# MNIST with a Convolutional Neural Network

In [1]:
# Larger CNN for the MNIST Dataset
import numpy
from keras.datasets import mnist
from keras.models import Sequential
from keras.layers import Dense
from keras.layers import Dropout
from keras.layers import Flatten
from keras.layers.convolutional import Conv2D
from keras.layers.convolutional import MaxPooling2D
from keras.utils import np_utils
from keras import backend as K

Using TensorFlow backend.


## The next line tells Keras that the images will be presented as Tensors with the channels first.

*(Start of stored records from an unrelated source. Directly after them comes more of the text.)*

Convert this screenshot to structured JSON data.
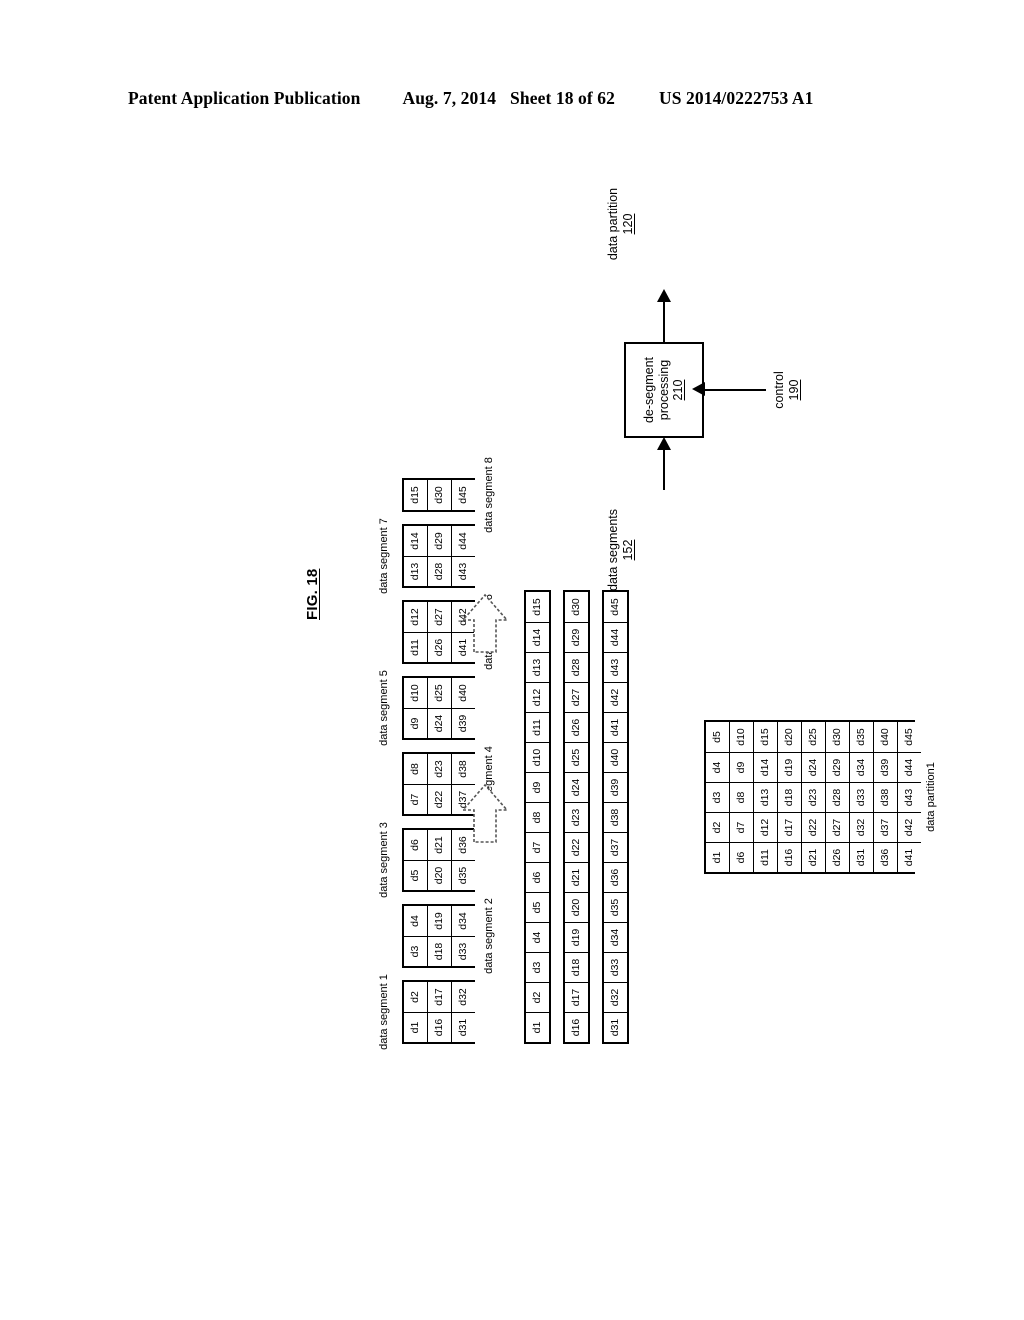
{
  "header": {
    "publication": "Patent Application Publication",
    "date": "Aug. 7, 2014",
    "sheet": "Sheet 18 of 62",
    "number": "US 2014/0222753 A1"
  },
  "figure": {
    "label": "FIG. 18"
  },
  "segments_group": {
    "segments": [
      {
        "label": "data segment 1",
        "label_side": "start",
        "rows": [
          [
            "d1",
            "d2"
          ],
          [
            "d16",
            "d17"
          ],
          [
            "d31",
            "d32"
          ]
        ]
      },
      {
        "label": "data segment 2",
        "label_side": "end",
        "rows": [
          [
            "d3",
            "d4"
          ],
          [
            "d18",
            "d19"
          ],
          [
            "d33",
            "d34"
          ]
        ]
      },
      {
        "label": "data segment 3",
        "label_side": "start",
        "rows": [
          [
            "d5",
            "d6"
          ],
          [
            "d20",
            "d21"
          ],
          [
            "d35",
            "d36"
          ]
        ]
      },
      {
        "label": "data segment 4",
        "label_side": "end",
        "rows": [
          [
            "d7",
            "d8"
          ],
          [
            "d22",
            "d23"
          ],
          [
            "d37",
            "d38"
          ]
        ]
      },
      {
        "label": "data segment 5",
        "label_side": "start",
        "rows": [
          [
            "d9",
            "d10"
          ],
          [
            "d24",
            "d25"
          ],
          [
            "d39",
            "d40"
          ]
        ]
      },
      {
        "label": "data segment 6",
        "label_side": "end",
        "rows": [
          [
            "d11",
            "d12"
          ],
          [
            "d26",
            "d27"
          ],
          [
            "d41",
            "d42"
          ]
        ]
      },
      {
        "label": "data segment 7",
        "label_side": "start",
        "rows": [
          [
            "d13",
            "d14"
          ],
          [
            "d28",
            "d29"
          ],
          [
            "d43",
            "d44"
          ]
        ]
      },
      {
        "label": "data segment 8",
        "label_side": "end",
        "rows": [
          [
            "d15"
          ],
          [
            "d30"
          ],
          [
            "d45"
          ]
        ]
      }
    ]
  },
  "strips_group": {
    "strips": [
      [
        "d1",
        "d2",
        "d3",
        "d4",
        "d5",
        "d6",
        "d7",
        "d8",
        "d9",
        "d10",
        "d11",
        "d12",
        "d13",
        "d14",
        "d15"
      ],
      [
        "d16",
        "d17",
        "d18",
        "d19",
        "d20",
        "d21",
        "d22",
        "d23",
        "d24",
        "d25",
        "d26",
        "d27",
        "d28",
        "d29",
        "d30"
      ],
      [
        "d31",
        "d32",
        "d33",
        "d34",
        "d35",
        "d36",
        "d37",
        "d38",
        "d39",
        "d40",
        "d41",
        "d42",
        "d43",
        "d44",
        "d45"
      ]
    ]
  },
  "partition": {
    "label": "data partition1",
    "rows": [
      [
        "d1",
        "d2",
        "d3",
        "d4",
        "d5"
      ],
      [
        "d6",
        "d7",
        "d8",
        "d9",
        "d10"
      ],
      [
        "d11",
        "d12",
        "d13",
        "d14",
        "d15"
      ],
      [
        "d16",
        "d17",
        "d18",
        "d19",
        "d20"
      ],
      [
        "d21",
        "d22",
        "d23",
        "d24",
        "d25"
      ],
      [
        "d26",
        "d27",
        "d28",
        "d29",
        "d30"
      ],
      [
        "d31",
        "d32",
        "d33",
        "d34",
        "d35"
      ],
      [
        "d36",
        "d37",
        "d38",
        "d39",
        "d40"
      ],
      [
        "d41",
        "d42",
        "d43",
        "d44",
        "d45"
      ]
    ]
  },
  "process_flow": {
    "input": {
      "text": "data segments",
      "ref": "152"
    },
    "box": {
      "line1": "de-segment",
      "line2": "processing",
      "ref": "210"
    },
    "output": {
      "text": "data partition",
      "ref": "120"
    },
    "control": {
      "text": "control",
      "ref": "190"
    }
  },
  "arrows": [
    {
      "name": "transform-arrow-1"
    },
    {
      "name": "transform-arrow-2"
    }
  ]
}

Huh? Channels are the red-green-blue channels of the image. So this tells us automatically that CNNs are typically used in image processing neural networks. There are two natural ways of creating Tensors for images. One is to put the channels first (e.g. 3 x 28 x 28). The other is to put the channels last (28 x 28 x 3). TensorFlow does it one way; Theano does it the other. Keras just needs to know which way the raw data is stored so that it can reshape the input Tensors to whichever backend it is using.

Note: Our images are greyscale. So the Tensor is really 1 x 28 x 28 (one grey channel from 0 to 255). Also, note that the Tensor is really 4D. The first dimension is the number of images in our dataset. So: # images in data x 1 x 28 x 28. 

In [23]:
K.set_image_data_format('channels_first')

In [24]:
# fix random seed for reproducibility
seed = 7
numpy.random.seed(seed)

In [None]:
# load data
(X_train, y_train), (X_test, y_test) = mnist.load_data()
# reshape to be [samples][pixels][width][height]
X_train = X_train.reshape(X_train.shape[0], 1, 28, 28).astype('float32')
X_test = X_test.reshape(X_test.shape[0], 1, 28, 28).astype('float32')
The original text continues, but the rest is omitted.